En cuanto llegó la anciana, llamó a la puerta de Lu Sanzhu. Pronto, la voz quejumbrosa de la Señora Liang se oyó desde dentro: —¡Ya voy, ya voy! ¡Parece que se os va la vida en ello! ¡Vais a romper la puerta! Con tanta fuerza, vosotros…
En cuanto se abrió la puerta y vio a las tres personas que había fuera, la voz de la Señora Liang se cortó en seco.
Después de un rato, parpadeó. —¿Madre, cuñada, Yu? ¿Qué hacéis aquí?
Las hizo pasar rápidamente. En el patio solo estaba Baoya, jugando, y estaba toda sucia.
La anciana no pudo soportarlo más. —¿Es que no sabes lavarla?

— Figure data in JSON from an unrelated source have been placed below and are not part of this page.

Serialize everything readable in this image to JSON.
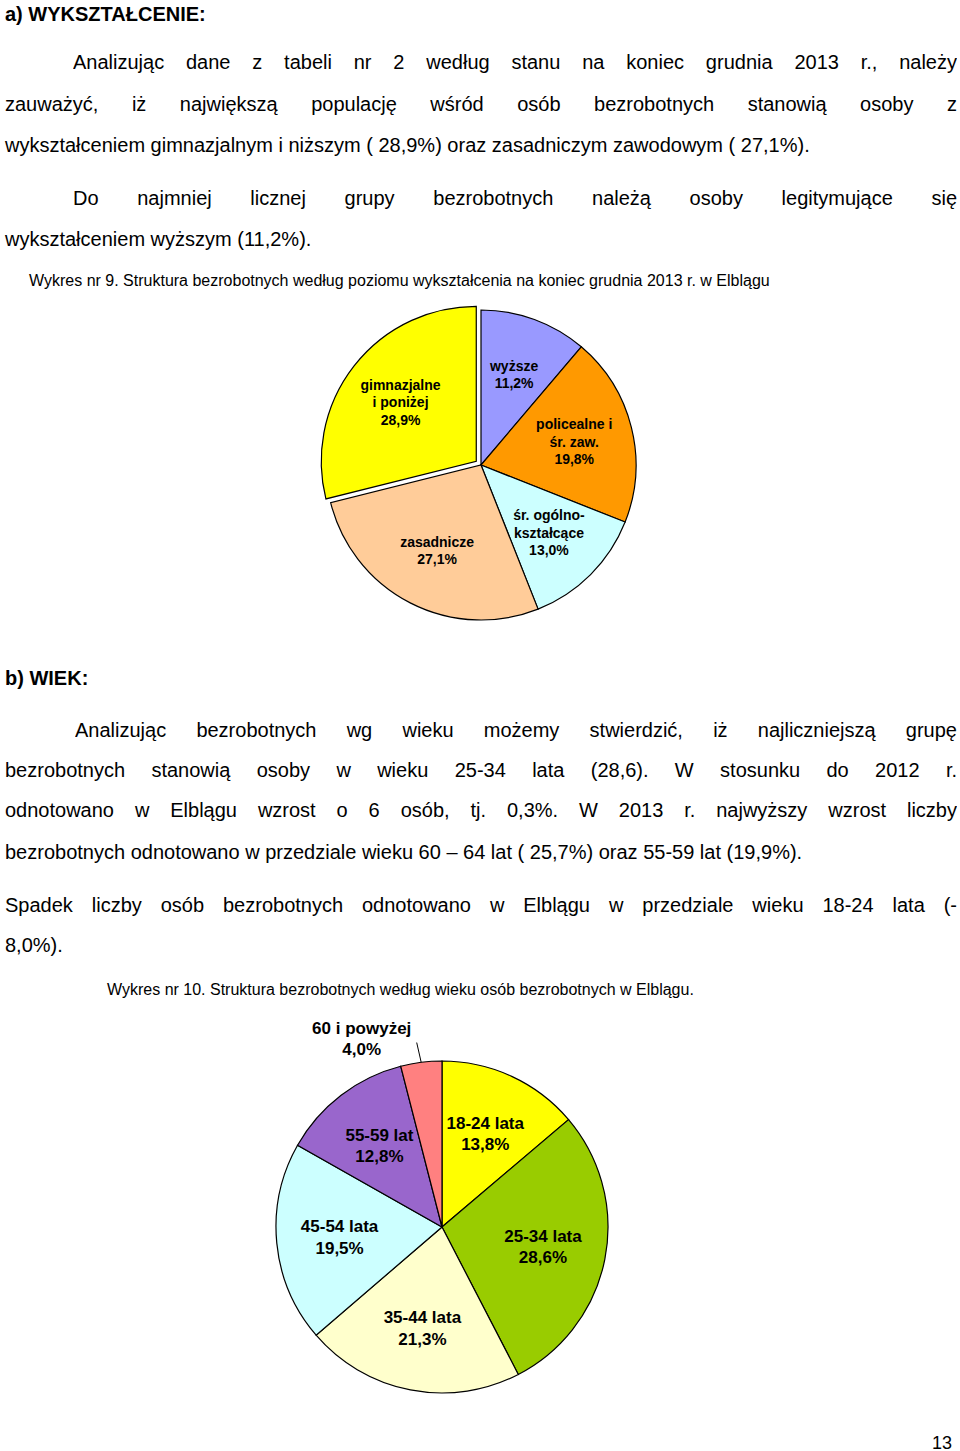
{
  "page": {
    "heading_a": "a) WYKSZTAŁCENIE:",
    "paragraphs_a": [
      [
        "Analizując dane z tabeli nr 2 według stanu na koniec grudnia 2013 r., należy",
        "zauważyć, iż największą populację wśród osób bezrobotnych stanowią osoby z",
        "wykształceniem gimnazjalnym i niższym ( 28,9%) oraz zasadniczym zawodowym ( 27,1%)."
      ],
      [
        "Do najmniej licznej grupy bezrobotnych należą osoby legitymujące się",
        "wykształceniem wyższym (11,2%)."
      ]
    ],
    "heading_b": "b) WIEK:",
    "paragraphs_b": [
      [
        "Analizując bezrobotnych wg wieku możemy stwierdzić, iż najliczniejszą grupę",
        "bezrobotnych stanowią osoby w wieku 25-34 lata (28,6). W stosunku do 2012 r.",
        "odnotowano w Elblągu  wzrost o 6 osób, tj. 0,3%. W 2013 r. najwyższy wzrost liczby",
        "bezrobotnych odnotowano w przedziale wieku 60 – 64 lat ( 25,7%) oraz 55-59 lat (19,9%)."
      ],
      [
        "Spadek liczby osób bezrobotnych odnotowano w Elblągu w przedziale wieku 18-24 lata (-",
        "8,0%)."
      ]
    ],
    "page_number": "13"
  },
  "chart_data": [
    {
      "type": "pie",
      "title": "Wykres nr 9. Struktura bezrobotnych według poziomu wykształcenia na koniec grudnia 2013 r. w Elblągu",
      "categories": [
        "wyższe",
        "policealne i\nśr. zaw.",
        "śr. ogólno-\nkształcące",
        "zasadnicze",
        "gimnazjalne\ni poniżej"
      ],
      "values": [
        11.2,
        19.8,
        13.0,
        27.1,
        28.9
      ],
      "value_labels": [
        "11,2%",
        "19,8%",
        "13,0%",
        "27,1%",
        "28,9%"
      ],
      "colors": [
        "#9999ff",
        "#ff9900",
        "#ccffff",
        "#ffcc99",
        "#ffff00"
      ],
      "data_labels": true
    },
    {
      "type": "pie",
      "title": "Wykres nr 10. Struktura bezrobotnych według wieku osób bezrobotnych w Elblągu.",
      "categories": [
        "18-24 lata",
        "25-34 lata",
        "35-44 lata",
        "45-54 lata",
        "55-59 lat",
        "60 i powyżej"
      ],
      "values": [
        13.8,
        28.6,
        21.3,
        19.5,
        12.8,
        4.0
      ],
      "value_labels": [
        "13,8%",
        "28,6%",
        "21,3%",
        "19,5%",
        "12,8%",
        "4,0%"
      ],
      "colors": [
        "#ffff00",
        "#99cc00",
        "#ffffcc",
        "#ccffff",
        "#9966cc",
        "#ff8080"
      ],
      "data_labels": true
    }
  ]
}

—No han pasado ni quince minutos y ya está así de sucia otra vez. Para eso, mejor ni la lavo —dijo la Señora Liang, muy convencida. ¿Acaso no era así como se criaba a los niños?
La anciana se rio entre dientes. Antes, cuando mandaban a Baoya a casa de su abuelo materno, siempre estaba limpia. La Señora Liang era simplemente demasiado perezosa, y lo que decía eran solo excusas.
La anciana se frotó la frente y llevó a Baoya a lavarse.
Fue entonces cuando Lu Sixing le explicó a la Señora Liang el motivo de su visita.
La Señora Liang se puso contentísima. —¡Claro, por supuesto! ¡Qué bien que busquéis casa por aquí! No os preocupéis, conozco bien los alrededores de la Calle Yuning. Sé qué casas están en alquiler y el precio es bajo.
Mostraba tanto entusiasmo que Shu Yu se dio cuenta de lo que tramaba.